A series of bisphenol-A-polycarbonate/poly(dimethylsiloxane) (BPAC/DMS) block copolymers is studied by x-ray photoelectron (x.p.s.) and Fourier-transform infrared (F.t.i.r.) spectroscopies. Previous quantitative results, obtained without resolution enhancement, provided calibration of the signal-processing techniques used. A Van Cittert technique for x.p.s. is evaluated for the deconvolution of the carbon 1 s core photoelectron spectrum, and self-deconvolution by Fourier methods is evaluated for the overlapping Si-CH 3 and aromatic C—O stretch bands at 1261 and 1228 cm -1, respectively, in the i.r. spectrum. These features can be utilized in quantitative analysis of the surface and bulk of the BPAC/DMS copolymers.

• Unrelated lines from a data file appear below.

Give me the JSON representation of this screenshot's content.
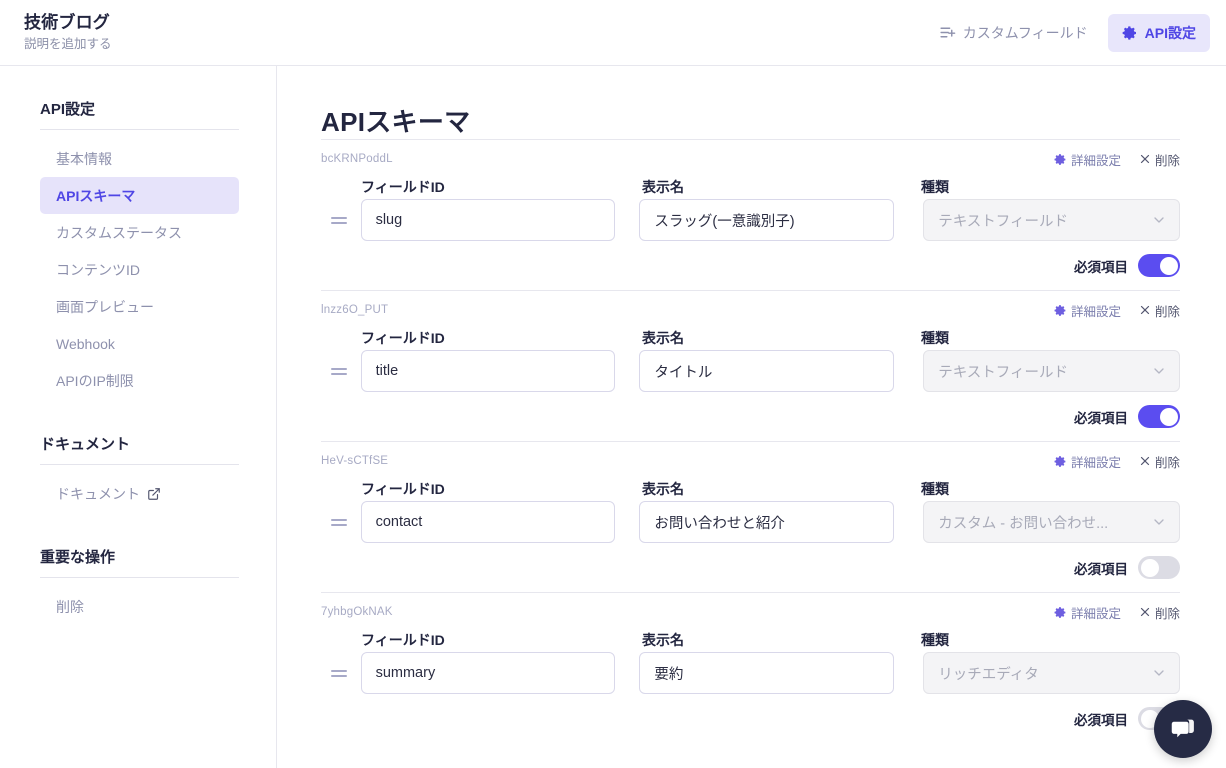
{
  "header": {
    "brand_title": "技術ブログ",
    "brand_subtitle": "説明を追加する",
    "custom_field_label": "カスタムフィールド",
    "custom_field_icon": "list-plus-icon",
    "api_settings_label": "API設定",
    "api_settings_icon": "gear-icon"
  },
  "sidebar": {
    "sections": [
      {
        "heading": "API設定",
        "items": [
          {
            "label": "基本情報",
            "active": false
          },
          {
            "label": "APIスキーマ",
            "active": true
          },
          {
            "label": "カスタムステータス",
            "active": false
          },
          {
            "label": "コンテンツID",
            "active": false
          },
          {
            "label": "画面プレビュー",
            "active": false
          },
          {
            "label": "Webhook",
            "active": false
          },
          {
            "label": "APIのIP制限",
            "active": false
          }
        ]
      },
      {
        "heading": "ドキュメント",
        "items": [
          {
            "label": "ドキュメント",
            "active": false,
            "icon": "external-link-icon"
          }
        ]
      },
      {
        "heading": "重要な操作",
        "items": [
          {
            "label": "削除",
            "active": false
          }
        ]
      }
    ]
  },
  "main": {
    "page_title": "APIスキーマ",
    "labels": {
      "field_id": "フィールドID",
      "display_name": "表示名",
      "type": "種類",
      "required": "必須項目"
    },
    "actions": {
      "detail_label": "詳細設定",
      "detail_icon": "gear-icon",
      "delete_label": "削除",
      "delete_icon": "close-icon"
    },
    "fields": [
      {
        "code": "bcKRNPoddL",
        "field_id": "slug",
        "display_name": "スラッグ(一意識別子)",
        "type": "テキストフィールド",
        "required": true
      },
      {
        "code": "lnzz6O_PUT",
        "field_id": "title",
        "display_name": "タイトル",
        "type": "テキストフィールド",
        "required": true
      },
      {
        "code": "HeV-sCTfSE",
        "field_id": "contact",
        "display_name": "お問い合わせと紹介",
        "type": "カスタム - お問い合わせ...",
        "required": false
      },
      {
        "code": "7yhbgOkNAK",
        "field_id": "summary",
        "display_name": "要約",
        "type": "リッチエディタ",
        "required": false
      }
    ]
  },
  "chat": {
    "icon": "chat-bubble-icon"
  },
  "colors": {
    "accent": "#4f46e5",
    "toggle_on": "#5b4df0",
    "active_bg": "#e6e3fa",
    "chat_fab": "#262b45"
  }
}
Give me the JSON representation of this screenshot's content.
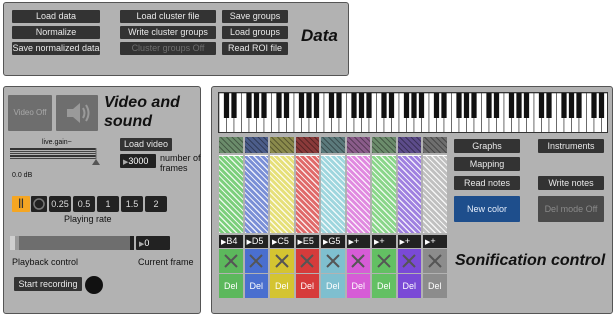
{
  "data_panel": {
    "title": "Data",
    "col1": [
      "Load data",
      "Normalize",
      "Save normalized data"
    ],
    "col2": [
      "Load cluster file",
      "Write cluster groups",
      "Cluster groups Off"
    ],
    "col3": [
      "Save groups",
      "Load groups",
      "Read ROI file"
    ]
  },
  "video_panel": {
    "title_line1": "Video and",
    "title_line2": "sound",
    "video_off": "Video Off",
    "gain_label": "live.gain~",
    "gain_db": "0.0 dB",
    "load_video": "Load video",
    "frames_value": "3000",
    "frames_label_1": "number of",
    "frames_label_2": "frames",
    "pause_icon": "||",
    "rates": [
      "0.25",
      "0.5",
      "1",
      "1.5",
      "2"
    ],
    "playing_rate": "Playing rate",
    "current_frame_value": "0",
    "playback_control": "Playback control",
    "current_frame": "Current frame",
    "start_recording": "Start recording",
    "playback_level": 0.04
  },
  "sonification_panel": {
    "title": "Sonification control",
    "columns": [
      {
        "note": "B4",
        "top": "#6b8c6b",
        "body": "#7ccf7c",
        "del": "#5cb85c",
        "del_label": "Del"
      },
      {
        "note": "D5",
        "top": "#4c5d8a",
        "body": "#7a8fd6",
        "del": "#4a6fcf",
        "del_label": "Del"
      },
      {
        "note": "C5",
        "top": "#8a8a4c",
        "body": "#e6e07a",
        "del": "#d4c431",
        "del_label": "Del"
      },
      {
        "note": "E5",
        "top": "#8a3a3a",
        "body": "#e06a6a",
        "del": "#d63b3b",
        "del_label": "Del"
      },
      {
        "note": "G5",
        "top": "#5c7a7c",
        "body": "#9fd6de",
        "del": "#7fbfcf",
        "del_label": "Del"
      },
      {
        "note": "+",
        "top": "#8a5c8a",
        "body": "#e08ae0",
        "del": "#d65cd6",
        "del_label": "Del"
      },
      {
        "note": "+",
        "top": "#6b8c6b",
        "body": "#8ad68a",
        "del": "#63c063",
        "del_label": "Del"
      },
      {
        "note": "+",
        "top": "#5c4c8a",
        "body": "#9f80e0",
        "del": "#7a4ad6",
        "del_label": "Del"
      },
      {
        "note": "+",
        "top": "#6e6e6e",
        "body": "#c0c0c0",
        "del": "#8c8c8c",
        "del_label": "Del"
      }
    ],
    "graphs": "Graphs",
    "mapping": "Mapping",
    "read_notes": "Read notes",
    "new_color": "New color",
    "instruments": "Instruments",
    "write_notes": "Write notes",
    "del_mode": "Del mode Off"
  }
}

The ability of deconvolution techniques to narrow the bands artificially so as to resolve complex spectral envelopes, while retaining the quantitative data is discussed. The studies illustrate the ability of modern signal processing techniques to extract exact complex data from spectroscopic results, and allow quantitative evaluation without standards for complex polymer systems.